Multivac se autoajustaba y autocorregía. Así tenía que ser, porque nada que fuera humano podía ajustarla y corregirla con la rapidez suficiente o siquiera con la eficacia suficiente. De manera que Adell y Lupov atendían al monstruoso gigante sólo en forma ligera y superficial, pero lo hacían tan bien como podría hacerlo cualquier otro hombre. La alimentaban con información, adaptaban las preguntas a sus necesidades y traducían las respuestas que aparecían. Por cierto, ellos, y todos los demás asistentes tenían pleno derecho a compartir la gloria de Multivac.

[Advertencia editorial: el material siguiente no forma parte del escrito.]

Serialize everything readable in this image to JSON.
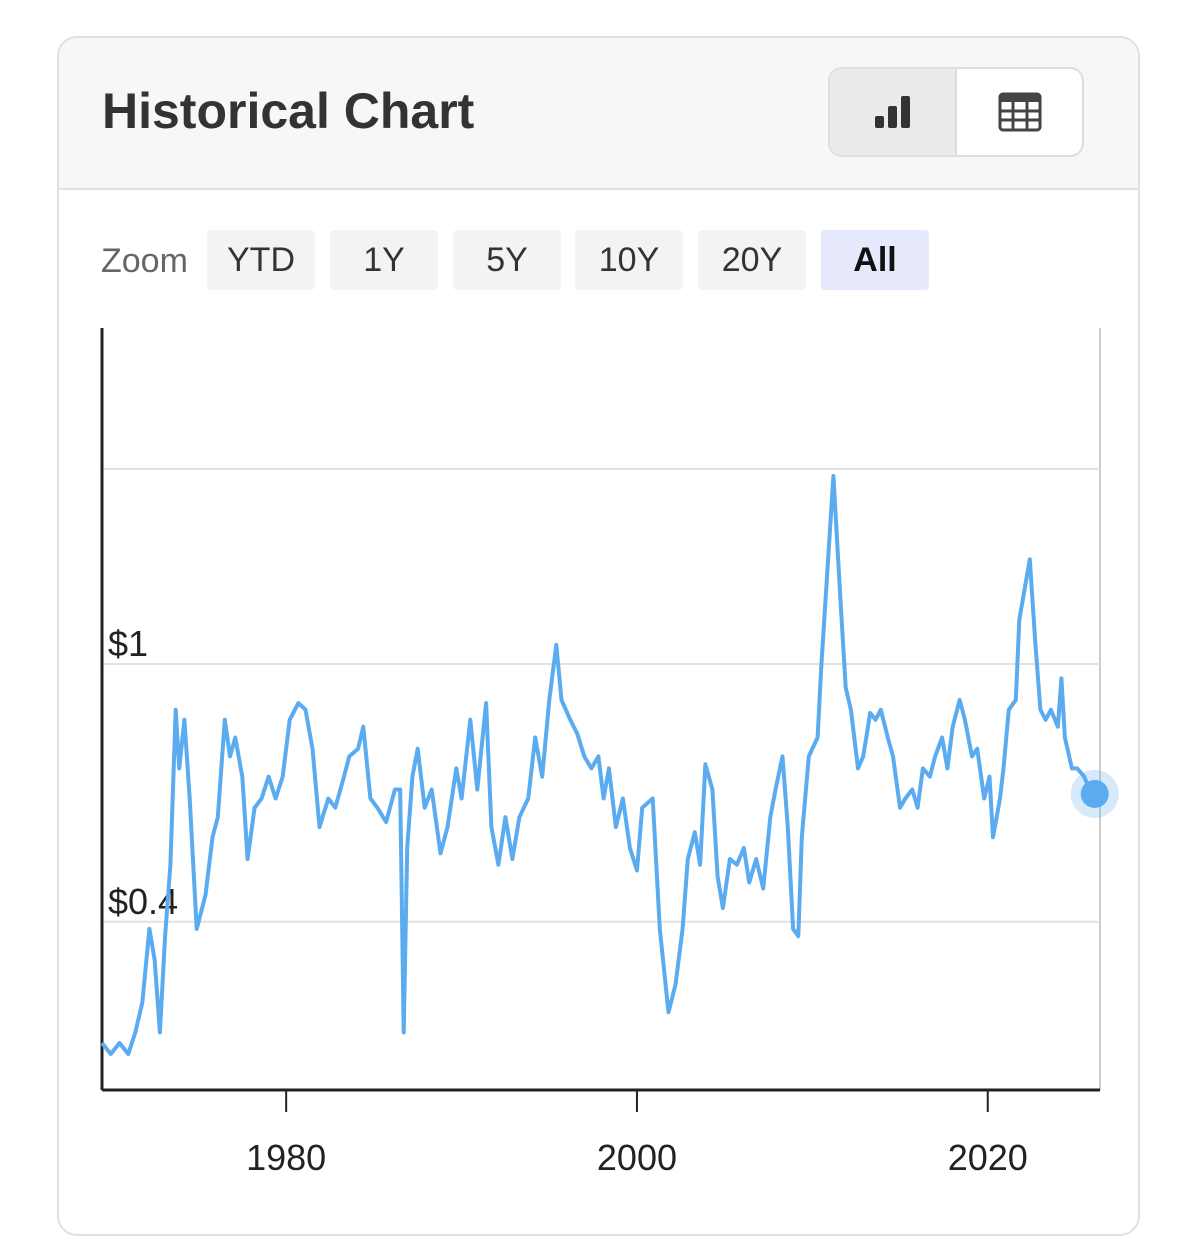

Durante décadas, Multivac ayudó a diseñar naves y a trazar las trayectorias que permitieron al hombre llegar a la Luna, a Marte y a Venus, pero después de eso, los pobres recursos de la Tierra ya no pudieron serles de utilidad a las naves. Se necesitaba demasiada energía para los viajes largos y pese a que la Tierra explotaba su carbón y uranio con creciente eficacia había una cantidad limitada de ambos.
Pero lentamente, Multivac aprendió lo suficiente como para responder a preguntas más complejas en forma más profunda, y el 14 de mayo de 2061 lo que hasta ese momento era teoría se convirtió en realidad.

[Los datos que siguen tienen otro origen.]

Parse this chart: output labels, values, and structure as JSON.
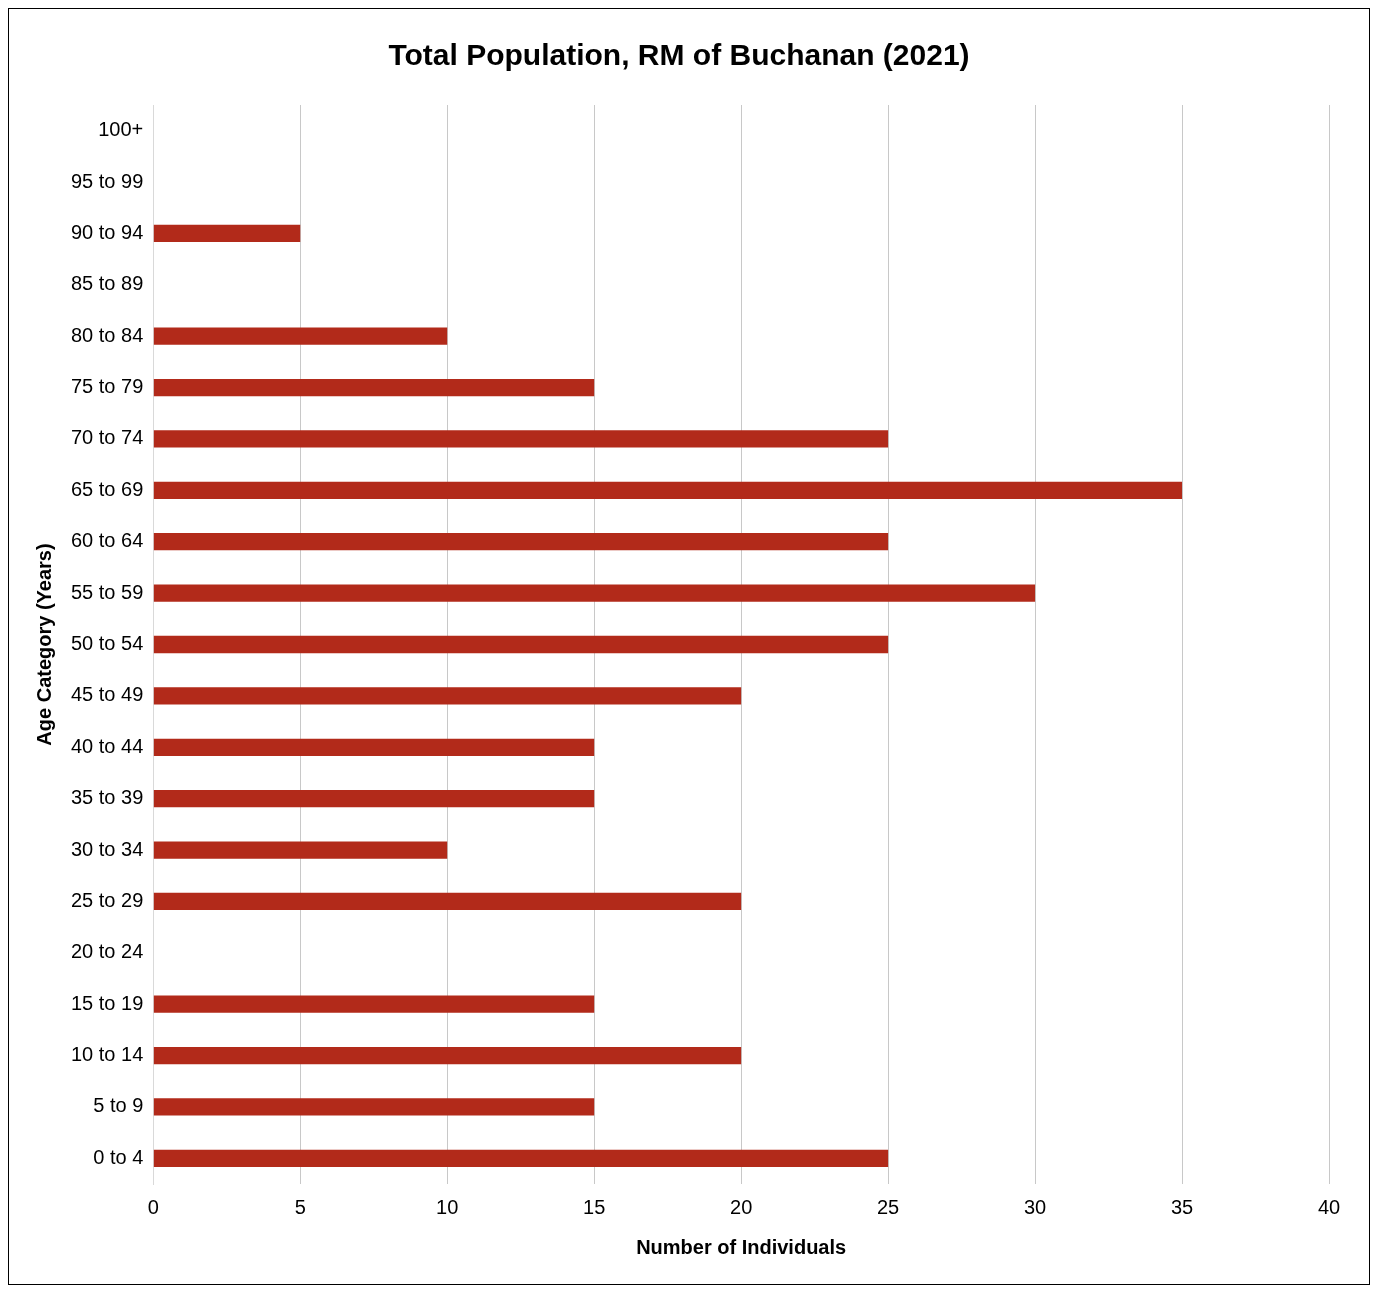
{
  "chart_data": {
    "type": "bar",
    "orientation": "horizontal",
    "title": "Total Population, RM of Buchanan (2021)",
    "xlabel": "Number of Individuals",
    "ylabel": "Age Category (Years)",
    "categories": [
      "100+",
      "95 to 99",
      "90 to 94",
      "85 to 89",
      "80 to 84",
      "75 to 79",
      "70 to 74",
      "65 to 69",
      "60 to 64",
      "55 to 59",
      "50 to 54",
      "45 to 49",
      "40 to 44",
      "35 to 39",
      "30 to 34",
      "25 to 29",
      "20 to 24",
      "15 to 19",
      "10 to 14",
      "5 to 9",
      "0 to 4"
    ],
    "values": [
      0,
      0,
      5,
      0,
      10,
      15,
      25,
      35,
      25,
      30,
      25,
      20,
      15,
      15,
      10,
      20,
      0,
      15,
      20,
      15,
      25
    ],
    "color": "#b22a1a",
    "xlim": [
      0,
      40
    ],
    "xticks": [
      0,
      5,
      10,
      15,
      20,
      25,
      30,
      35,
      40
    ],
    "grid": "x"
  }
}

La energía del Sol fue almacenada, modificada y utilizada directamente en todo el planeta. Cesó en todas partes el hábito de quemar carbón y fisionar uranio y toda la Tierra se conectó con una pequeña estación - de un kilómetro y medio de diámetro - que circundaba el planeta a mitad de distancia de la Luna, para funcionar con rayos invisibles de energía solar.

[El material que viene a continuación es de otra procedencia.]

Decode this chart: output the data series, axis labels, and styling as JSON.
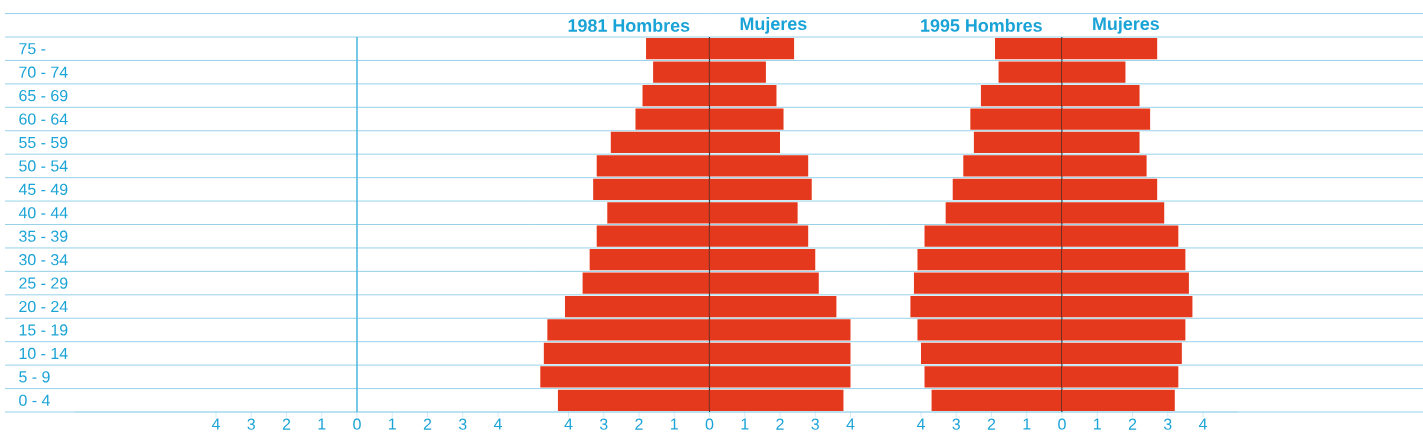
{
  "chart_data": [
    {
      "type": "bar",
      "orientation": "horizontal",
      "categories": [
        "75 -",
        "70 - 74",
        "65 - 69",
        "60 - 64",
        "55 - 59",
        "50 - 54",
        "45 - 49",
        "40 - 44",
        "35 - 39",
        "30 - 34",
        "25 - 29",
        "20 - 24",
        "15 - 19",
        "10 - 14",
        "5 - 9",
        "0 - 4"
      ],
      "values": [
        null,
        null,
        null,
        null,
        null,
        null,
        null,
        null,
        null,
        null,
        null,
        null,
        null,
        null,
        null,
        null
      ],
      "xlim": [
        8,
        0
      ],
      "xticks": [
        4,
        3,
        2,
        1
      ],
      "grid": "y"
    },
    {
      "type": "bar",
      "orientation": "horizontal",
      "categories": [
        null,
        null,
        null,
        null,
        null,
        null,
        null,
        null,
        null,
        null,
        null,
        null,
        null,
        null,
        null,
        null
      ],
      "values": [
        null,
        null,
        null,
        null,
        null,
        null,
        null,
        null,
        null,
        null,
        null,
        null,
        null,
        null,
        null,
        null
      ],
      "xlim": [
        0,
        5
      ],
      "xticks": [
        0,
        1,
        2,
        3,
        4
      ],
      "grid": "y",
      "tick_labels": "x"
    },
    {
      "type": "bar",
      "orientation": "horizontal",
      "title": "1981 Hombres",
      "categories": [
        null,
        null,
        null,
        null,
        null,
        null,
        null,
        null,
        null,
        null,
        null,
        null,
        null,
        null,
        null,
        null
      ],
      "values": [
        1.8,
        1.6,
        1.9,
        2.1,
        2.8,
        3.2,
        3.3,
        2.9,
        3.2,
        3.4,
        3.6,
        4.1,
        4.6,
        4.7,
        4.8,
        4.3
      ],
      "color": "#e5391e",
      "xlim": [
        5,
        0
      ],
      "xticks": [
        4,
        3,
        2,
        1
      ],
      "grid": "y",
      "tick_labels": "x"
    },
    {
      "type": "bar",
      "orientation": "horizontal",
      "title": "Mujeres",
      "categories": [
        null,
        null,
        null,
        null,
        null,
        null,
        null,
        null,
        null,
        null,
        null,
        null,
        null,
        null,
        null,
        null
      ],
      "values": [
        2.4,
        1.6,
        1.9,
        2.1,
        2.0,
        2.8,
        2.9,
        2.5,
        2.8,
        3.0,
        3.1,
        3.6,
        4.0,
        4.0,
        4.0,
        3.8
      ],
      "color": "#e5391e",
      "xlim": [
        0,
        5
      ],
      "xticks": [
        0,
        1,
        2,
        3,
        4
      ],
      "grid": "y",
      "tick_labels": "x"
    },
    {
      "type": "bar",
      "orientation": "horizontal",
      "title": "1995 Hombres",
      "categories": [
        null,
        null,
        null,
        null,
        null,
        null,
        null,
        null,
        null,
        null,
        null,
        null,
        null,
        null,
        null,
        null
      ],
      "values": [
        1.9,
        1.8,
        2.3,
        2.6,
        2.5,
        2.8,
        3.1,
        3.3,
        3.9,
        4.1,
        4.2,
        4.3,
        4.1,
        4.0,
        3.9,
        3.7
      ],
      "color": "#e5391e",
      "xlim": [
        5,
        0
      ],
      "xticks": [
        4,
        3,
        2,
        1
      ],
      "grid": "y",
      "tick_labels": "x"
    },
    {
      "type": "bar",
      "orientation": "horizontal",
      "title": "Mujeres",
      "categories": [
        null,
        null,
        null,
        null,
        null,
        null,
        null,
        null,
        null,
        null,
        null,
        null,
        null,
        null,
        null,
        null
      ],
      "values": [
        2.7,
        1.8,
        2.2,
        2.5,
        2.2,
        2.4,
        2.7,
        2.9,
        3.3,
        3.5,
        3.6,
        3.7,
        3.5,
        3.4,
        3.3,
        3.2
      ],
      "color": "#e5391e",
      "xlim": [
        0,
        5
      ],
      "xticks": [
        0,
        1,
        2,
        3,
        4
      ],
      "grid": "y",
      "tick_labels": "x"
    }
  ]
}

Siete días no habían alcanzado para empañar la gloria del acontecimiento, y Adell y Lupov finalmente lograron escapar de la celebración pública, para refugiarse donde nadie pensaría en buscarlos: en las desiertas cámaras subterráneas, donde se veían partes del poderoso cuerpo enterrado de Multivac. Sin asistentes, ociosa, clasificando datos con clicks satisfechos y perezozos, Multivac también se había ganado sus vacaciones y los asistentes la respetaban y originalmente no tenían intención de perturbarla.
Se habían llevado una botella, y su única preocupación en ese momento era relajarse y disfrutar de la bebida.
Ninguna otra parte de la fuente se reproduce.